Late last year, David Cameron announced a “work for your benefits” scheme as a means of getting as many people as possible off the dole. The controversial scheme requires those on Job seekers allowance to work for 30 hours a week over 6 months without pay or a guarantee of a Job. Even worse, should someone refuse to comply they would be stripped off their Job seekers allowance(JSA) which is an essential means of keeping afloat for many.
While the Prime Minister and his supporters claim the scheme gets people into the practice of working, many believe that it’s simply exploitative. Among those who share this view is Public Interest Lawyer; Jim Duffy,
“Forcing jobseekers to work for free may benefit big business but does nothing to break the cycle of unemployment and poverty. Instead it amounts to exploitation, decided at the whim of a Jobcentre Plus adviser.”
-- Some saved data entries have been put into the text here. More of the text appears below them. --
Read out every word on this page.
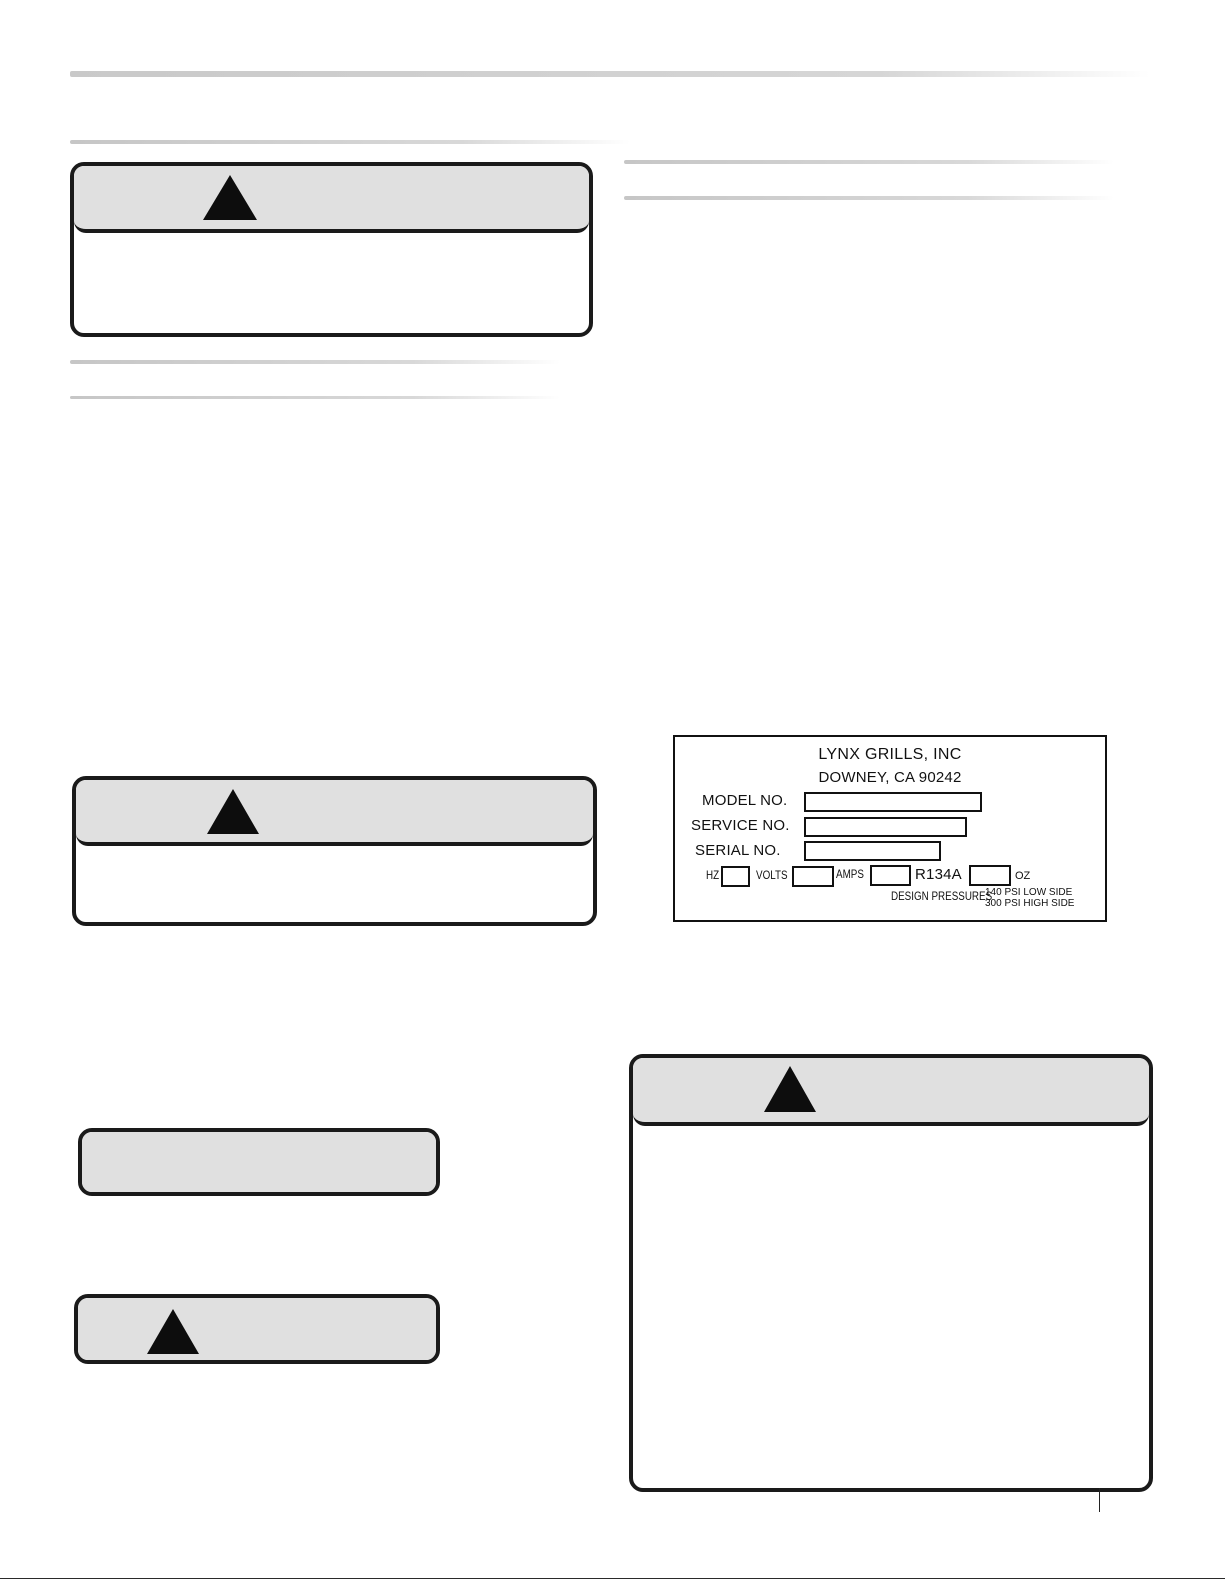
LYNX GRILLS, INC
DOWNEY, CA 90242
MODEL NO.
SERVICE NO.
SERIAL NO.
HZ	VOLTS	AMPS	R134A	OZ
DESIGN PRESSURES
140 PSI LOW SIDE
300 PSI HIGH SIDE
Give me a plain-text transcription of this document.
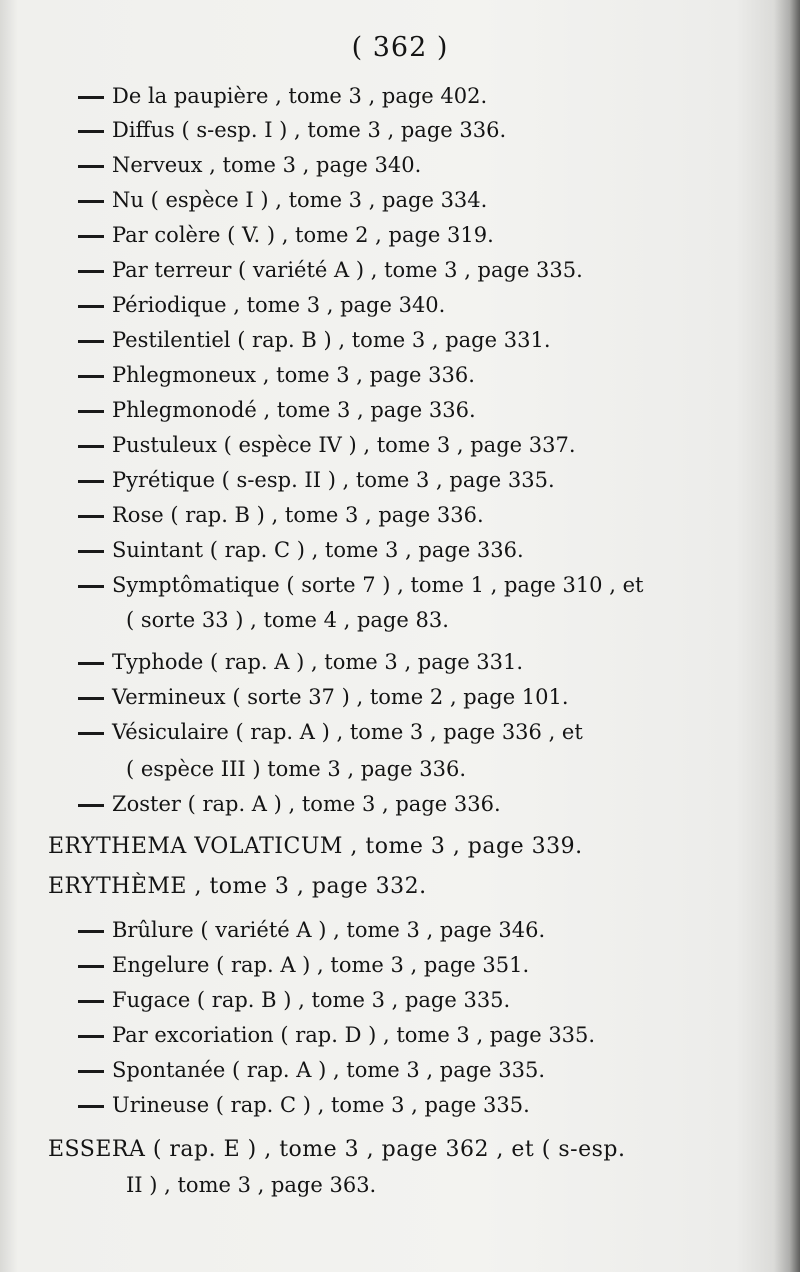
( 362 )
De la paupière , tome 3 , page 402.
Diffus ( s-esp. I ) , tome 3 , page 336.
Nerveux , tome 3 , page 340.
Nu ( espèce I ) , tome 3 , page 334.
Par colère ( V. ) , tome 2 , page 319.
Par terreur ( variété A ) , tome 3 , page 335.
Périodique , tome 3 , page 340.
Pestilentiel ( rap. B ) , tome 3 , page 331.
Phlegmoneux , tome 3 , page 336.
Phlegmonodé , tome 3 , page 336.
Pustuleux ( espèce IV ) , tome 3 , page 337.
Pyrétique ( s-esp. II ) , tome 3 , page 335.
Rose ( rap. B ) , tome 3 , page 336.
Suintant ( rap. C ) , tome 3 , page 336.
Symptômatique ( sorte 7 ) , tome 1 , page 310 , et
( sorte 33 ) , tome 4 , page 83.
Typhode ( rap. A ) , tome 3 , page 331.
Vermineux ( sorte 37 ) , tome 2 , page 101.
Vésiculaire ( rap. A ) , tome 3 , page 336 , et
( espèce III ) tome 3 , page 336.
Zoster ( rap. A ) , tome 3 , page 336.
ERYTHEMA VOLATICUM , tome 3 , page 339.
ERYTHÈME , tome 3 , page 332.
Brûlure ( variété A ) , tome 3 , page 346.
Engelure ( rap. A ) , tome 3 , page 351.
Fugace ( rap. B ) , tome 3 , page 335.
Par excoriation ( rap. D ) , tome 3 , page 335.
Spontanée ( rap. A ) , tome 3 , page 335.
Urineuse ( rap. C ) , tome 3 , page 335.
ESSERA ( rap. E ) , tome 3 , page 362 , et ( s-esp.
II ) , tome 3 , page 363.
The likes of Tesco, Asda, Argos and other major brands have taken on staff via “work for benefit” programmes and it seems as though these workers also share Mr Duffy’s sentiment.
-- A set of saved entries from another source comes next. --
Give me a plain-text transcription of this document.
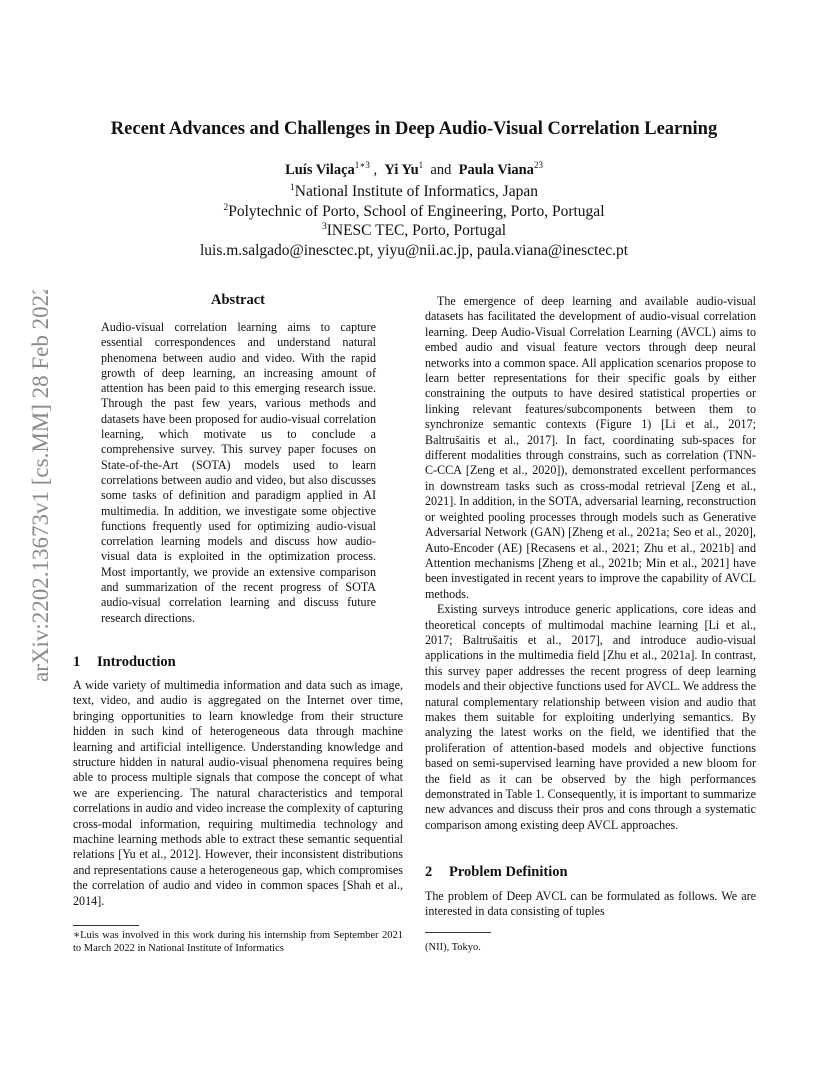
arXiv:2202.13673v1 [cs.MM] 28 Feb 2022
Recent Advances and Challenges in Deep Audio-Visual Correlation Learning
Luís Vilaça$^{1∗3}$ , Yi Yu$^1$ and Paula Viana$^{23}$
$^1$National Institute of Informatics, Japan
$^2$Polytechnic of Porto, School of Engineering, Porto, Portugal
$^3$INESC TEC, Porto, Portugal
luis.m.salgado@inesctec.pt, yiyu@nii.ac.jp, paula.viana@inesctec.pt
Abstract
Audio-visual correlation learning aims to capture essential correspondences and understand natural phenomena between audio and video. With the rapid growth of deep learning, an increasing amount of attention has been paid to this emerging research issue. Through the past few years, various methods and datasets have been proposed for audio-visual correlation learning, which motivate us to conclude a comprehensive survey. This survey paper focuses on State-of-the-Art (SOTA) models used to learn correlations between audio and video, but also discusses some tasks of definition and paradigm applied in AI multimedia. In addition, we investigate some objective functions frequently used for optimizing audio-visual correlation learning models and discuss how audio-visual data is exploited in the optimization process. Most importantly, we provide an extensive comparison and summarization of the recent progress of SOTA audio-visual correlation learning and discuss future research directions.
1 Introduction

A wide variety of multimedia information and data such as image, text, video, and audio is aggregated on the Internet over time, bringing opportunities to learn knowledge from their structure hidden in such kind of heterogeneous data through machine learning and artificial intelligence. Understanding knowledge and structure hidden in natural audio-visual phenomena requires being able to process multiple signals that compose the concept of what we are experiencing. The natural characteristics and temporal correlations in audio and video increase the complexity of capturing cross-modal information, requiring multimedia technology and machine learning methods able to extract these semantic sequential relations [Yu et al., 2012]. However, their inconsistent distributions and representations cause a heterogeneous gap, which compromises the correlation of audio and video in common spaces [Shah et al., 2014].

∗Luis was involved in this work during his internship from September 2021 to March 2022 in National Institute of Informatics

The emergence of deep learning and available audio-visual datasets has facilitated the development of audio-visual correlation learning. Deep Audio-Visual Correlation Learning (AVCL) aims to embed audio and visual feature vectors through deep neural networks into a common space. All application scenarios propose to learn better representations for their specific goals by either constraining the outputs to have desired statistical properties or linking relevant features/subcomponents between them to synchronize semantic contexts (Figure 1) [Li et al., 2017; Baltrušaitis et al., 2017]. In fact, coordinating sub-spaces for different modalities through constrains, such as correlation (TNN-C-CCA [Zeng et al., 2020]), demonstrated excellent performances in downstream tasks such as cross-modal retrieval [Zeng et al., 2021]. In addition, in the SOTA, adversarial learning, reconstruction or weighted pooling processes through models such as Generative Adversarial Network (GAN) [Zheng et al., 2021a; Seo et al., 2020], Auto-Encoder (AE) [Recasens et al., 2021; Zhu et al., 2021b] and Attention mechanisms [Zheng et al., 2021b; Min et al., 2021] have been investigated in recent years to improve the capability of AVCL methods.

Existing surveys introduce generic applications, core ideas and theoretical concepts of multimodal machine learning [Li et al., 2017; Baltrušaitis et al., 2017], and introduce audio-visual applications in the multimedia field [Zhu et al., 2021a]. In contrast, this survey paper addresses the recent progress of deep learning models and their objective functions used for AVCL. We address the natural complementary relationship between vision and audio that makes them suitable for exploiting underlying semantics. By analyzing the latest works on the field, we identified that the proliferation of attention-based models and objective functions based on semi-supervised learning have provided a new bloom for the field as it can be observed by the high performances demonstrated in Table 1. Consequently, it is important to summarize new advances and discuss their pros and cons through a systematic comparison among existing deep AVCL approaches.

2 Problem Definition

The problem of Deep AVCL can be formulated as follows. We are interested in data consisting of tuples

(NII), Tokyo.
22 year old Cait Reilly who graduated from University last year with a degree In Geology spent 3 weeks working for Poundland as part of the program. She told reporters that she felt as though she was being used as “free labour, especially in the run-up to Christmas”. Nonetheless, she claims that it was necessary as without her JSA she would have “literally nothing”.
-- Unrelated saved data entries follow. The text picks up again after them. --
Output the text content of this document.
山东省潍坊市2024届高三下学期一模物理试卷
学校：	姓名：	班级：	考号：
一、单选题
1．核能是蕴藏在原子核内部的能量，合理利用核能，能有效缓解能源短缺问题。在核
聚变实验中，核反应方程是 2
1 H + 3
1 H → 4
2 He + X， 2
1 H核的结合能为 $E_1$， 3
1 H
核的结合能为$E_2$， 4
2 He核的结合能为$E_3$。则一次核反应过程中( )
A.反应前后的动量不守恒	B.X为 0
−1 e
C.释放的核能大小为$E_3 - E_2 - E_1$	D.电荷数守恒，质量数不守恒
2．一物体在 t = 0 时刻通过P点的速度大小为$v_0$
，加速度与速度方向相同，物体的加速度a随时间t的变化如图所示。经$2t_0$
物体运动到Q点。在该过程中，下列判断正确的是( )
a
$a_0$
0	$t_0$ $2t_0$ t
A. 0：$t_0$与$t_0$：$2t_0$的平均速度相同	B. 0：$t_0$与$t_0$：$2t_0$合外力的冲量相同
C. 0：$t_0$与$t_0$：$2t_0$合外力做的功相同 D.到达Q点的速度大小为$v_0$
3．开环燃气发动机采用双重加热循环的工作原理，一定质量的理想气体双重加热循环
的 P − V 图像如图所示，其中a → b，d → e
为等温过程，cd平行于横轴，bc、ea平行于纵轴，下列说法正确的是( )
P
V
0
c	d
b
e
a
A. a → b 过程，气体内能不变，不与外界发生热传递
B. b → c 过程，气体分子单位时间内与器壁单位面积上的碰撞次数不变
24 year old James Moorehead, who has a degree in Computer games programming, had a similar experience at Maplin where he spent 8 weeks stacking shelves and taking deliveries;
“While I understand the need to gain experience to get a job I think the whole idea of unpaid placements like this are unfair,”he said.
“We’re doing the same amount of hours and work as actual employees and temp staff are doing, and we’re doing it just as well and there is no guarantee of a job at the end of it, meaning it could potentially be all for nothing.”
A number of the brands participating in the scheme have now pulled out, with several claiming that they believed that the scheme was voluntary. These include Waterstones, Sainsbury and Poundland however others such as Tesco have yet to follow suite.
Ms Reily(mentioned above) has filled a case against the Department for Work and Pensions(DWP) who are responsible for the programme on the grounds that it violates human rights.
Article 4 of the Human right act states; “No one shall be required to perform forced or compulsory labor.”
However, the DWP have made it clear that they intend to fight the case and employment minister Chris Grayling released a defiant statement in response;
“The idea that providing work experience for unemployed young people is some kind of forced labor is utterly and completely absurd.”
While it remains to be seen, whether these programmes will continue this fiasco can be considered yet another example of the great divide between politicians and the public. This scheme essentially punishes people unable to find employment under the assumption that they “lay-abouts” waiting on state hand-outs without any concern for their personal circumstances.
For all their big words and wonderfully crafted speeches, it’s becoming increasingly clear that Politicians are incapable of relating to the struggles of the general public.